OBSTRUCTIVE SLEEP APNEA (OSA) AND SNORING: COMPLICATIONS AND SYNDROME PROGNOSIS
Patients with untreated obstructive sleep apnea present a significantly higher mortality rate than those who have received adequate treatment or those who present a primary snoring pattern without apnea.
Several studies have proven a positive relationship between obstructive sleep apnea syndrome and cardiovascular diseases, including myocardial infarction and stroke. Patients with coronary heart diseases can present myocardial ischemia during apnea episodes.
Between 70% and 90% of patients with obstructive sleep apnea syndrome present arterial hypertension.
Cardiac arrhythmias represent another serious complication of this syndrome. Another cause of disease or death is represented by car accidents caused by sleepiness and/or impaired perception and responsiveness.
In addition to mortality and morbidity rate, patients with obstructive sleep apnea syndrome present a more marked memory impairment and a worse overall quality of life compared to patients without the syndrome.
Other possible complications may include peripheral neuropathy, gastro-esophageal reflux, increased intracranial pressure, optic neuropathy, glaucoma, recurrent delirium, exacerbation of cluster headache.
LASER-ASSISTED UVULA-PALATOPLASTY AGAINST SNORING
It is often possible to correct airway defects that cause excessive night snoring and sleep apnea, without an invasive and risky surgery under general anesthesia.
In order to gain a wider space for airflow and a lower vibration of the mucosa, the snore surgeon, i.e. the ENT specialist that takes care of snore therapy, can choose among different nose and throat operative modalities.
Outpatient surgery with co2 (carbon dioxide) ultra-pulse laser requires a local anesthesia in the mucosa to be treated; this way the patient won’t feel any pain during the procedure and the surgeon will be able to operate safely and quickly.
Depending on the patients’ features (snoring intensity and sleep apnea characteristics), the thin beam of the laser can adjust the extension of the uvula, raise the soft palate and reduce the volume of the tonsils without significant bleeding, pain after surgery or hospitalization. Regarding modality and recovery time, oropharyngeal and oral laser surgery can be compared to dental treatment.

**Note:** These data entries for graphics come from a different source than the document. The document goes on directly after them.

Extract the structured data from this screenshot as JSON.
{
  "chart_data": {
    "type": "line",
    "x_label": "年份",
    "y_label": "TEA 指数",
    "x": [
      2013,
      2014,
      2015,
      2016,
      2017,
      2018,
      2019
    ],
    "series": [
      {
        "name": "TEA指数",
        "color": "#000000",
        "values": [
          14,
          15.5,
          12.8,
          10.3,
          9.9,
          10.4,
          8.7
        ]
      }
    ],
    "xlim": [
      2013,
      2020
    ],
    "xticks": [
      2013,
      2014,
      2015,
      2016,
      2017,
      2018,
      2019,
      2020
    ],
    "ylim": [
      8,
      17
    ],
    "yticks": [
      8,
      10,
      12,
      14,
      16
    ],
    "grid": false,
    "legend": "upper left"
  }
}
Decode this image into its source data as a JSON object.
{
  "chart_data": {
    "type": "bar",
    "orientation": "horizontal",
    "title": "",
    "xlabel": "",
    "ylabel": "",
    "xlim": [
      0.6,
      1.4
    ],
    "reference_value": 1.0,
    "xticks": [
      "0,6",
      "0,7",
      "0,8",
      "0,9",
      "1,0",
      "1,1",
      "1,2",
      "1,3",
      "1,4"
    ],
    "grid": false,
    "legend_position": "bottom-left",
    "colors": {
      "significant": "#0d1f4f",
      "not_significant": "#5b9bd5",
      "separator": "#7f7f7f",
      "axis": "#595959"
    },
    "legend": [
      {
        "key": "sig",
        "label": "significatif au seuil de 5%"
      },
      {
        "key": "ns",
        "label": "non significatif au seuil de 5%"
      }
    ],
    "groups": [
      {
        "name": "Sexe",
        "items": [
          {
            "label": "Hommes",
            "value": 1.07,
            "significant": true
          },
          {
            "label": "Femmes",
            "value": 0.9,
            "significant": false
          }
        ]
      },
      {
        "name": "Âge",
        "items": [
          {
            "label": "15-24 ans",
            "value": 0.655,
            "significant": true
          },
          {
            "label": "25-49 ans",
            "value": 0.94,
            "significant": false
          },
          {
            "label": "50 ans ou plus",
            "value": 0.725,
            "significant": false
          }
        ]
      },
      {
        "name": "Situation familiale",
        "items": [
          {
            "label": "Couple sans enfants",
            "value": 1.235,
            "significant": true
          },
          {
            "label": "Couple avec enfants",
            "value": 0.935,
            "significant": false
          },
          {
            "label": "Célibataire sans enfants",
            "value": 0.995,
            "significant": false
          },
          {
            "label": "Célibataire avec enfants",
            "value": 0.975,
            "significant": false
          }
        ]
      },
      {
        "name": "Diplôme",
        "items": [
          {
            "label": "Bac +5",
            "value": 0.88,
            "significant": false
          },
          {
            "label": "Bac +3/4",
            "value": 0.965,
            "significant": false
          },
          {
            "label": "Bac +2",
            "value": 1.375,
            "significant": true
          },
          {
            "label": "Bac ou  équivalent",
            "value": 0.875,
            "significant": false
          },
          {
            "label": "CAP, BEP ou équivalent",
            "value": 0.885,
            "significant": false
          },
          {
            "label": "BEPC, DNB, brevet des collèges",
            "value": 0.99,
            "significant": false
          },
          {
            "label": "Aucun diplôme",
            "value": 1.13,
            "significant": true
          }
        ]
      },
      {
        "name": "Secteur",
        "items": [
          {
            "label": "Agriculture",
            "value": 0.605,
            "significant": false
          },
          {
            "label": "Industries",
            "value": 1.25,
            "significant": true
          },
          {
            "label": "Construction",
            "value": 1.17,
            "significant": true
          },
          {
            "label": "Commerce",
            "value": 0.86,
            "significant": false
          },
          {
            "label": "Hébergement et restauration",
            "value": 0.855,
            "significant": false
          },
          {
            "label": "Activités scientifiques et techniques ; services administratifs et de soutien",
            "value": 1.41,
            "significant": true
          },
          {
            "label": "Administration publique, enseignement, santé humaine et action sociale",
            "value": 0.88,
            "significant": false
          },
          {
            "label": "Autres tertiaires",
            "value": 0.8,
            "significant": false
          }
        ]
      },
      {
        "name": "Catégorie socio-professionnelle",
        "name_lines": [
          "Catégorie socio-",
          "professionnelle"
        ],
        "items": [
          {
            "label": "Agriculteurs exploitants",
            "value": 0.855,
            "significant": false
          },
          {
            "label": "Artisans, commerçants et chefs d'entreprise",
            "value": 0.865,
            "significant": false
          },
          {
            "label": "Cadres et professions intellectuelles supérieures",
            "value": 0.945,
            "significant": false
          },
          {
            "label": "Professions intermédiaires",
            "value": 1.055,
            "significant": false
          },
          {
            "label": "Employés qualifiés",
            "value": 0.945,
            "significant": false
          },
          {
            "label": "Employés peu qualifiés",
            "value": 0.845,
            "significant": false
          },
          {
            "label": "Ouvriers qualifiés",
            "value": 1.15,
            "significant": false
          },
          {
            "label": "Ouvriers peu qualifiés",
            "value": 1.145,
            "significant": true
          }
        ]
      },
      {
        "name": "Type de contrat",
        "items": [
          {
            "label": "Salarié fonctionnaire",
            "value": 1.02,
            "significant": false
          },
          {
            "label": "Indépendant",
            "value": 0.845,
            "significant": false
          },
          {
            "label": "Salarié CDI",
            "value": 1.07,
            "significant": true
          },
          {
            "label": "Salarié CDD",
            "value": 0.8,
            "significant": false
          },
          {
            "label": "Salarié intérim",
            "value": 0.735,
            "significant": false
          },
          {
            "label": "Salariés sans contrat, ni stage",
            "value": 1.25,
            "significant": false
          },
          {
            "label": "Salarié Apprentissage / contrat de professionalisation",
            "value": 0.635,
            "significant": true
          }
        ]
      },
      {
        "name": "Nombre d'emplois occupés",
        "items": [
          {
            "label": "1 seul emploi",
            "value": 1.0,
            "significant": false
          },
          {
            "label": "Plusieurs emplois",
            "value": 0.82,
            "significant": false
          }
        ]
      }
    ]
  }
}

TURBINATE LASER SURGERY ANGAINST SNORING
When nasal obstruction is present (blocked nose at day, worsening when lying) diodes laser is used to decongest the turbinate mucosa and restore excellent airflow through the nose. Inferior turbinate laser therapy for vasomotor rhinitis only takes a few minutes, is painless, doesn’t require any nasal tampon and its results are quick and lasting.
QUANTUM MOLECULAR RESONANCE TURBINATE RADIO-FREQUENCY TREATMENT AGAINST SNORING
Another effective method to cure snoring and sleep apnea consists in ambulatory treatment of inflamed and swollen mucosa through computerized radio-frequency decongestion (quantum molecular resonance).
The surgeon inserts a specially designed small hand-piece in the palate, in the uvular prolapse, at the base of the tongue or in the hypertrophic turbinate (according to the defect to be corrected)
The thermal energy produced by radio-frequencies causes the mucosa to stiffen and decrease in volume, leaving its surface untouched. Two results, as it’s easy to understand, can be achieved this way: snoring improvement due to a reduced vibration during the passage of air, and a reduction of sleep apnea due to wider airways.
Last generation computerized radio-frequency surgery is certainly an essential tool for curing obstructive apnea and excessive snoring in a precise, safe, quick and lasting way, reducing excessive mucosa swelling only where necessary, without excising or cutting tissues.